Ocasiona una pérdida de la función visual acompañada de lesiones visibles en los vasos retinianos. Algunas alteraciones descritas son: escotomas centrales, pérdida de la sensibilidad visual en la periferia del campo visual, atrofia óptica, alteraciones pupilares, visión borrosa y trastornos para la percepción de los colores.

Etambutol[editar]

Produce alteraciones del sistema visual relacionadas con la dosis como son las discromatopsias, menor sensibilidad a los contrastes de luz, disminución de la agudeza visual y reducción o pérdida del campo visual.[1][2]

Toxicidad en el sistema visual[editar]

La corteza visual recibe los primeros mensajes visuales procedentes del tálamo y tubérculo cuadrigémino superior.

Plomo[editar]

La exposición a este metal durante la vida adulta o el desarrollo perinatal produce déficits estructurales, bioquímicos y funcionales en la corteza visual, lo que provoca cambios de amplitud y latencia de los potenciales provocados por el destello.

Metilmercurio[editar]

Causa una reducción intensa y progresiva del campo visual, que se manifiesta con la sensación de estar mirando a través de un túnel.

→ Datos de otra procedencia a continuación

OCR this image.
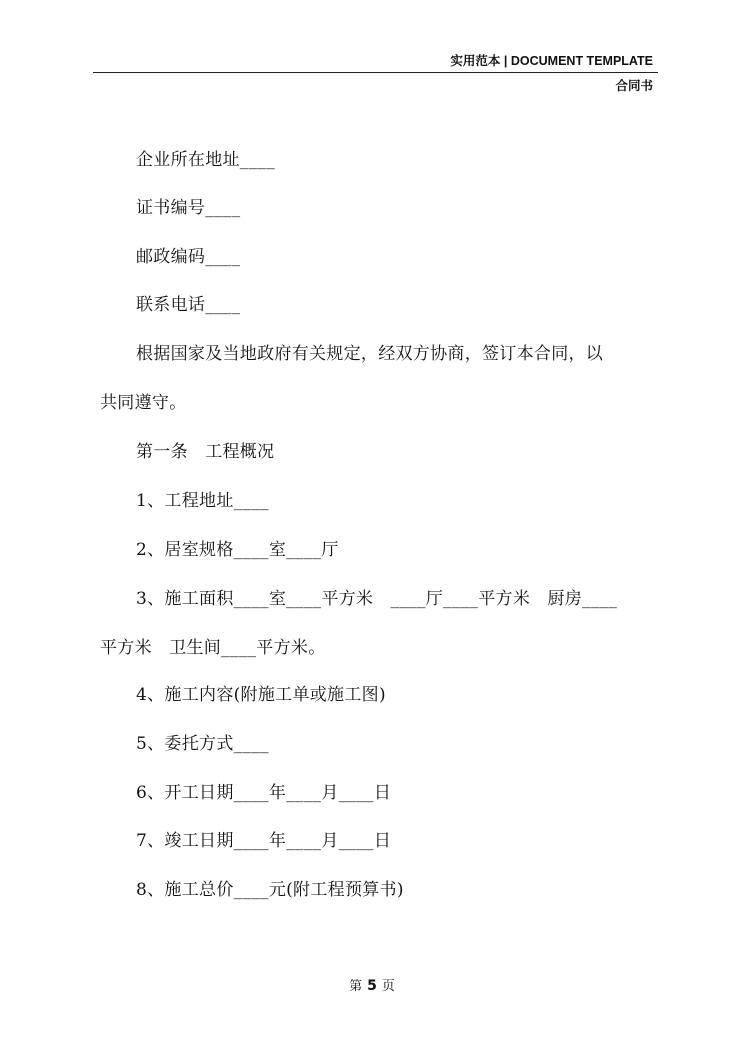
实用范本 | DOCUMENT TEMPLATE
合同书
企业所在地址____
证书编号____
邮政编码____
联系电话____
根据国家及当地政府有关规定，经双方协商，签订本合同，以
共同遵守。
第一条　工程概况
1、工程地址____
2、居室规格____室____厅
3、施工面积____室____平方米　____厅____平方米　厨房____
平方米　卫生间____平方米。
4、施工内容(附施工单或施工图)
5、委托方式____
6、开工日期____年____月____日
7、竣工日期____年____月____日
8、施工总价____元(附工程预算书)
第 5 页
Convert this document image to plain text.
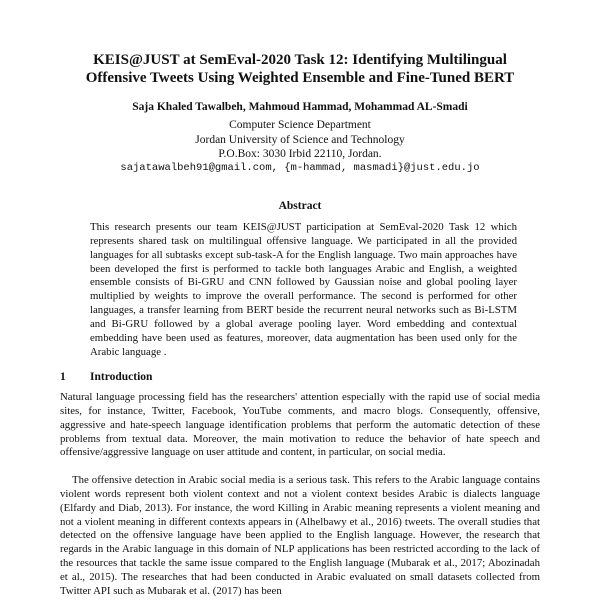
KEIS@JUST at SemEval-2020 Task 12: Identifying Multilingual
Offensive Tweets Using Weighted Ensemble and Fine-Tuned BERT
Saja Khaled Tawalbeh, Mahmoud Hammad, Mohammad AL-Smadi
Computer Science Department
Jordan University of Science and Technology
P.O.Box: 3030 Irbid 22110, Jordan.
sajatawalbeh91@gmail.com, {m-hammad, masmadi}@just.edu.jo
Abstract

This research presents our team KEIS@JUST participation at SemEval-2020 Task 12 which represents shared task on multilingual offensive language. We participated in all the provided languages for all subtasks except sub-task-A for the English language. Two main approaches have been developed the first is performed to tackle both languages Arabic and English, a weighted ensemble consists of Bi-GRU and CNN followed by Gaussian noise and global pooling layer multiplied by weights to improve the overall performance. The second is performed for other languages, a transfer learning from BERT beside the recurrent neural networks such as Bi-LSTM and Bi-GRU followed by a global average pooling layer. Word embedding and contextual embedding have been used as features, moreover, data augmentation has been used only for the Arabic language .

1 Introduction

Natural language processing field has the researchers' attention especially with the rapid use of social media sites, for instance, Twitter, Facebook, YouTube comments, and macro blogs. Consequently, offensive, aggressive and hate-speech language identification problems that perform the automatic detection of these problems from textual data. Moreover, the main motivation to reduce the behavior of hate speech and offensive/aggressive language on user attitude and content, in particular, on social media.

The offensive detection in Arabic social media is a serious task. This refers to the Arabic language contains violent words represent both violent context and not a violent context besides Arabic is dialects language (Elfardy and Diab, 2013). For instance, the word Killing in Arabic meaning represents a violent meaning and not a violent meaning in different contexts appears in (Alhelbawy et al., 2016) tweets. The overall studies that detected on the offensive language have been applied to the English language. However, the research that regards in the Arabic language in this domain of NLP applications has been restricted according to the lack of the resources that tackle the same issue compared to the English language (Mubarak et al., 2017; Abozinadah et al., 2015). The researches that had been conducted in Arabic evaluated on small datasets collected from Twitter API such as Mubarak et al. (2017) has been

Durante la noche, la mala visión se hace aún más notoria.[2]

Referencias[editar]

  1. a b c d D., Klaassen, Curtis; J., Casarett, Louis; 1922-, Doull, John, (2013). Casarett and Doull's toxicology: the basic science of poisons (8th ed edición). McGraw-Hill Education. ISBN 9780071769235. OCLC 795687240. 
  2. a b c d e D., Klaassen, Curtis; John., Doull,; D., Klaassen, Curtis; Barr., Watkins, John; M.,, López Rivadulla, (2005). Casarett y Doull fundamentos de toxicología. McGraw-Hill. ISBN 9788448605346. OCLC 630649008. 
  3. Jain, Manish; Nevin, Remington L.; Ahmed, Iajaz (31 de octubre de 2016). «Mefloquine-associated dizziness, diplopia, and central serous chorioretinopathy: a case report». Journal of Medical Case Reports 10: 305. ISSN 1752-1947. doi:10.1186/s13256-016-1091-4. Consultado el 20 de noviembre de 2017. 
  4. Klein, Kendra A.; Warren, Alexis K.; Baumal, Caroline R.; Hedges, Thomas R. (25 de septiembre de 2017). «Optical coherence tomography findings in methanol toxicity». International Journal of Retina and Vitreous 3: 36. ISSN 2056-9920. doi:10.1186/s40942-017-0089-4. Consultado el 20 de noviembre de 2017. 
  5. Manuel., Repetto Jiménez, (2009). Toxicología fundamental (4a. ed edición). Díaz de Santos. ISBN 9788479788988. OCLC 844349075.